Re: Gesucht: die häufigsten Mißverständnisse zu Freier Software

RA Stehmann anwalt at rechtsanwalt-stehmann.de
Fr Feb 26 13:58:27 UTC 2016


On 26.02.2016 13:27, Florian Weimer wrote:

Das Ganze scheint mir etwas enggeführt:
> * Matthias Kirschner:
> 
>> Diese Mißverständnisse habe ich schon angegeben
>> <https://chemnitzer.linux-tage.de/2016/de/programm/beitrag/264>:
>> - Freie Software ist kostenlos. 
>> - Mit Freier Software kann man kein Geld verdienen.
> 
> - Mit Freier Software kann man Geld verdienen.
> 
> Das ist wohl auch nicht so ganz einfach, da es nur wenige Unternehmen
> gibt, bei denen fast alles zumindest im Quellcode zum Selberbauen nach
> draußen gegeben wird.:

Bekanntlich kann man nicht nur durch die Entwicklung Freier Software
Geld verdienen, sondern auch durch Dokumentation derselben (im weitesten
Sinne) und vor allem auch durch Support.

Florian hat hier offenbar Unternehmen im Auge, die auch (aus welchen
Gründen auch immer) "etwas mit Freier Software machen". Es gibt aber
auch Unternehmen und Entwickler, die bevorzugt bis ausschließlich Freie
Software entwickeln.

Keine Frage: Leicht ist das nicht, es muss ein wohldurchdachtes
Geschäftsmodell entwickelt werden, aber es gibt eben auch Menschen und
Unternehmen, die mit Freier Software sehr erfolgreich sind.

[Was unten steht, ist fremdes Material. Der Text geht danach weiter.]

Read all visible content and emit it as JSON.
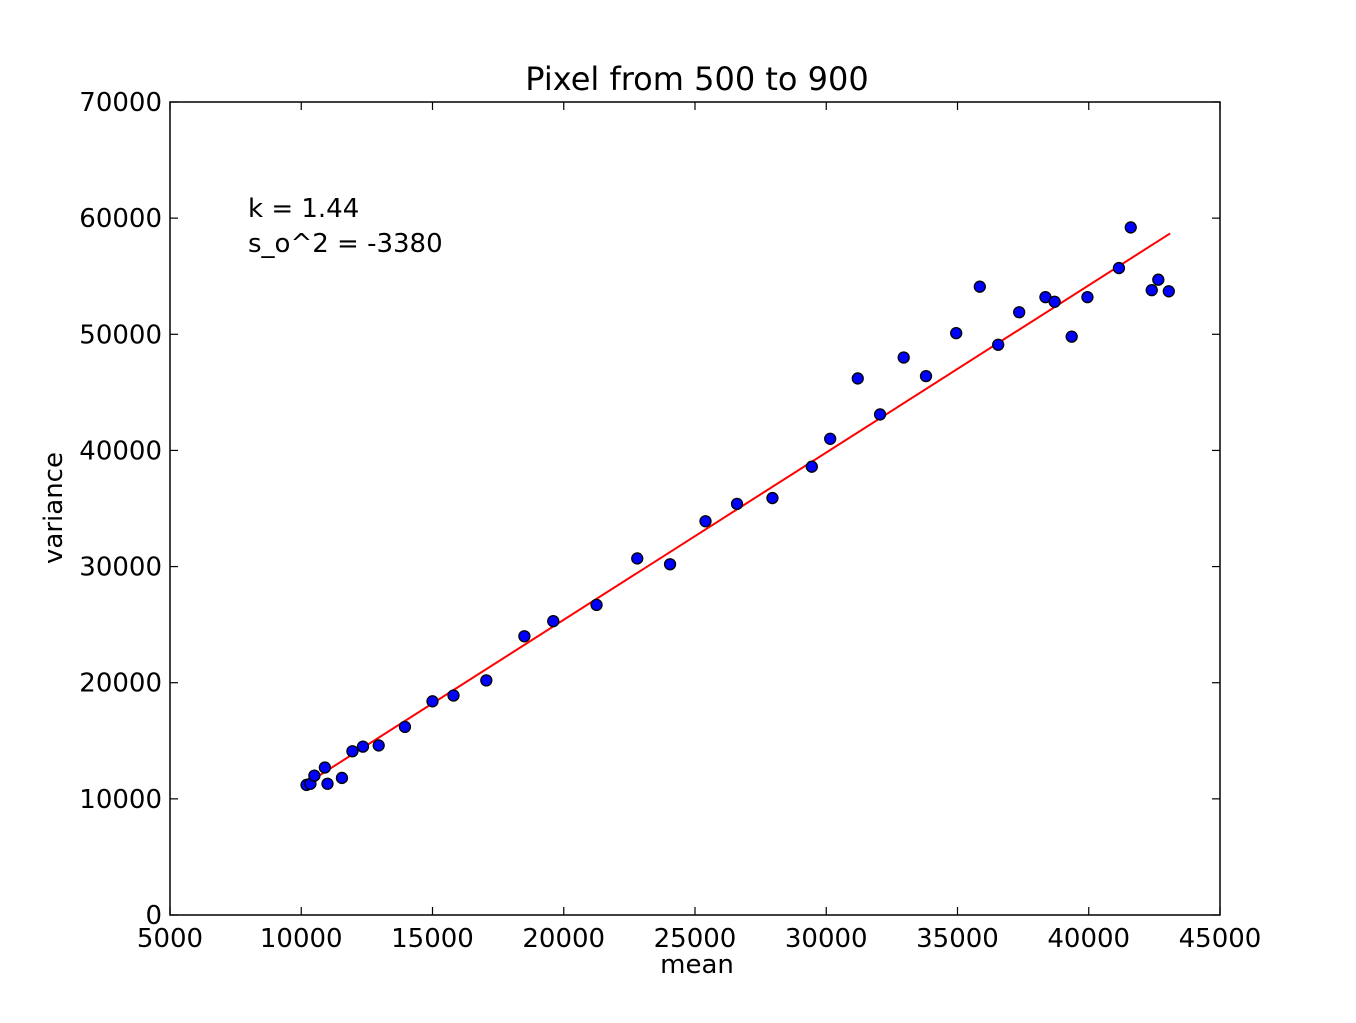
{
  "chart_data": {
    "type": "scatter",
    "title": "Pixel from 500 to 900",
    "xlabel": "mean",
    "ylabel": "variance",
    "xlim": [
      5000,
      45000
    ],
    "ylim": [
      0,
      70000
    ],
    "xticks": [
      5000,
      10000,
      15000,
      20000,
      25000,
      30000,
      35000,
      40000,
      45000
    ],
    "yticks": [
      0,
      10000,
      20000,
      30000,
      40000,
      50000,
      60000,
      70000
    ],
    "annotations": [
      "k = 1.44",
      "s_o^2 = -3380"
    ],
    "grid": false,
    "series": [
      {
        "type": "scatter",
        "color": "#0000ff",
        "points": [
          [
            10200,
            11200
          ],
          [
            10350,
            11300
          ],
          [
            10500,
            12000
          ],
          [
            10900,
            12700
          ],
          [
            11000,
            11300
          ],
          [
            11550,
            11800
          ],
          [
            11950,
            14100
          ],
          [
            12350,
            14500
          ],
          [
            12950,
            14600
          ],
          [
            13950,
            16200
          ],
          [
            15000,
            18400
          ],
          [
            15800,
            18900
          ],
          [
            17050,
            20200
          ],
          [
            18500,
            24000
          ],
          [
            19600,
            25300
          ],
          [
            21250,
            26700
          ],
          [
            22800,
            30700
          ],
          [
            24050,
            30200
          ],
          [
            25400,
            33900
          ],
          [
            26600,
            35400
          ],
          [
            27950,
            35900
          ],
          [
            29450,
            38600
          ],
          [
            30150,
            41000
          ],
          [
            31200,
            46200
          ],
          [
            32050,
            43100
          ],
          [
            32950,
            48000
          ],
          [
            33800,
            46400
          ],
          [
            34950,
            50100
          ],
          [
            35850,
            54100
          ],
          [
            36550,
            49100
          ],
          [
            37350,
            51900
          ],
          [
            38350,
            53200
          ],
          [
            38700,
            52800
          ],
          [
            39350,
            49800
          ],
          [
            39950,
            53200
          ],
          [
            41150,
            55700
          ],
          [
            41600,
            59200
          ],
          [
            42400,
            53800
          ],
          [
            42650,
            54700
          ],
          [
            43050,
            53700
          ]
        ]
      },
      {
        "type": "line",
        "color": "#ff0000",
        "points": [
          [
            10200,
            11308
          ],
          [
            43100,
            58684
          ]
        ]
      }
    ]
  }
}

Die Aussage, mit Freier Software könne man kein Geld verdienen, ist
jedenfalls definitiv widerlegt.
> 
> - Bei Freier Software kann jeder mitmachen.
> 
> Einige Projekte sind absichtlich oder de facto so aufgestellt, daß nur
> wenige sich daran beteiligen können (z.B. Angestellte einer bestimmten
> Firma). Klar kann jeder für sich Änderungen machen, aber das beleiben
> dann immer Insellösungen.

In der Tat nehmen die meisten Projekte nicht jede Codespende entgegen.
Aber die Ablehnung einer Codespende im Einzelfall ist meist durchaus gut
begründet.

Ansonsten sind die meisten Projekte für jeden Entwickler dankbar. Und
wenn es 'mal "menschelt", gibt es oft einen Fork.
> 
> - Die Entwicklung Freier Software ist transparent.
> 
> Gerade im GNU-Bereich gibt es zahlreiche geheime Mailinglisten, auf
> die gewöhnliche Entwickler keinen Zugriff haben. Das hat sich in den
> letzten zehn, zwanzig Jahren sicherlich gebessert, und die
> undemokratischen Prozesse sind auch zu einem gewissen Grad
> nachvollziehbar: Wir wollen nicht, daß die GPL irgendwann per
> Mehrheitsentscheid den Copyleft-Status endgültig verliert. Trotzdem
> ist es mitunter ärgerlich.

Wie Software durch eine bloße "Mehrheitsentscheidung" den Copyleftstatus
"endgültig" verlieren kann, ist mir nicht klar. Es sind natürliche Wege
denkbar, wie Software gegen den Willen einzelner Entwickler
"umlizenziert" bis hin zu einer proprietären Lizenz werden kann, wobei
das natürlich nur für zukünftige Versionen gelten kann.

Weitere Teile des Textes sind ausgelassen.